In the world of American political communications, ads promoting a party are a novelty. The researchers concluded that “both parties could benefit from producing the kinds of ads we tested,” and it’s true that neither party currently does this with conventional TV advertising. But while these political scientists framed their experiments as part of a novel ad strategy, what they were really doing was directly exposing people to particular political messages that had been designed to influence their political affinities—and even their identities. There is already language to describe what that kind of messaging is. These political scientists independently invented party propaganda, exposed Americans to it, and discovered that it can be effective, especially with constant exposure. Conservatives don’t need to learn to do this: It’s how their movement sustains itself.

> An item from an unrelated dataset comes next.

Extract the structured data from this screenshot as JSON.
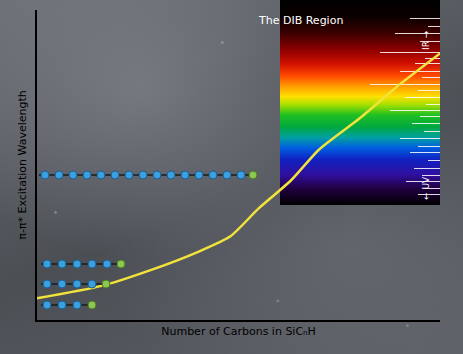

Amusingly, the top-shelf political ad professionals the political scientists hired to make the ads were “flummoxed by the request,” because no one had ever before asked them to create messaging designed to promote the Democratic Party or to convince people to associate themselves with it. Despite how familiar American liberals are with the power of propaganda when yielded by the right, it has seemingly never occurred to the most powerful of them to do any propagandizing on behalf of their own causes and party!
So are Democrats (and their benefactors) simply too blinkered to see the benefit of making a huge investment in propaganda for their own party? It is probably not that simple; if powerful people are refusing to do something that would seem to benefit them, they probably do have good reasons for it. One is that their benefactors might prefer to underwrite propaganda that broadly supports liberal capitalism rather than specifically progressivism. Another is that relying on a news media disconnected from the institutional party or progressive movement gives Democratic leaders a referee to complain about, to point at to justify their compromises, and to hold up as a reason to police their own side rigorously for any hint of left-wing excess. We might someday see some neutered version of the idea—something like the ad campaigns recommended by the political scientists—but for the time being, Democrats still seem quite invested in their often toxic relationship with the corporate media.